Per l’ennesima volta centro dell’universo cinematografico per un paio di settimane, il Festival di Cannes 2024 è il punto di partenza di gran parte dei film selezionati, anche quelli di ACID o della Semaine, sezioni che è più complicato seguire. Li rivedremo nei festival di secondo, terzo e quarto giro, fino ai più piccoli. Li rivedremo nelle sale, persino quelle italiane – in questo caso, lo sappiamo, non tutti. Li rivedremo sulle piattaforme, in home video, soprattutto gli attesi restauri, dal misconosciuto Tasio al sempre splendido ed eternamente giovane Les Parapluies de Cherbourg. Anche questo è il ruolo e il potere di Cannes, forse con meno punte eccellenti nel concorso di questa edizione ma con un ampio numero di titoli più che interessanti in tutte le tante (troppe!) sezioni.
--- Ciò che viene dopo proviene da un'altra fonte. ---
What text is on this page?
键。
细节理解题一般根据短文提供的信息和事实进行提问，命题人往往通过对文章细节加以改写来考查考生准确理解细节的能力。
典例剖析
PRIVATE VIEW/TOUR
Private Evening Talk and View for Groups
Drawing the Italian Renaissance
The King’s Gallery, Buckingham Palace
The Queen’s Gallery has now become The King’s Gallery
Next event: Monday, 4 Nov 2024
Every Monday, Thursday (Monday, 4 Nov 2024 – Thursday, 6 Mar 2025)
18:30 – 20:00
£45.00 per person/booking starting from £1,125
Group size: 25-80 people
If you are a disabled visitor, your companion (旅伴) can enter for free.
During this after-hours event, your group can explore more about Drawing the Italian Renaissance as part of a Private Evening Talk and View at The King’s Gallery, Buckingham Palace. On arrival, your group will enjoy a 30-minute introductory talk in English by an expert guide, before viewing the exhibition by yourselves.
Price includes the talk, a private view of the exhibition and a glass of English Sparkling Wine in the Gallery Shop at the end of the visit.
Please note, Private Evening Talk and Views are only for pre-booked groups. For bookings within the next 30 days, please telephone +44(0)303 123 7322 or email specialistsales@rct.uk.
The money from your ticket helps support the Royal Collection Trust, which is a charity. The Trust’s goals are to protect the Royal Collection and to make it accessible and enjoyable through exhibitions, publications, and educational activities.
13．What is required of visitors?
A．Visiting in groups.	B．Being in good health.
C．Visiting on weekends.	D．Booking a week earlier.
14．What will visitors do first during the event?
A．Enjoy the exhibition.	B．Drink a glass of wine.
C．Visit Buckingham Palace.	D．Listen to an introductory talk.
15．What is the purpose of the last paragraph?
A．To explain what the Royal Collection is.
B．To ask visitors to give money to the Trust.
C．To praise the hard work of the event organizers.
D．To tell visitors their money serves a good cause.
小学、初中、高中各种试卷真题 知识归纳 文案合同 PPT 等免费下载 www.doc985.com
Alcuni titoli in ordine sparso, a parte i già citati: Le Deuxième Acte di Quentin Dupieux, I dannati di Roberto Minervini, Kinds of Kindness di Yorgos Lanthimos, Bird di Andrea Arnold, L’Invasion di Sergei Loznitsa, Oh, Canada di Paul Schrader, Twilight of the Warriors: Walled In di Soi Cheang, Caught by the Tides di Jia Zhangke, The Substance di Coralie Fargeat, C’est pas moi di Leos Carax, The Shrouds di David Cronenberg, Rendez-vous avec Pol Pot di Rithy Panh, Miséricorde di Alain Guiraudie, Sauvages di Claude Barras, Hayao Miyazaki and the Heron di Kaku Arakawa, L’arte della gioia di Nicolangelo Gelormini e Valeria Golino, The Seed of the Sacred Fig di Mohammad Rasoulof, Nasty di Tudor Giurgiu, Cristian Pascariu e Tudor D. Popescu… aggiungiamo Horizon: An American Saga, impresa titanica e un po’ folle di Kevin Costner, sull’orlo del baratro. Ha pronto il secondo, cerca finanziamenti per il terzo e il quarto capitolo. Cannes serve anche a questo.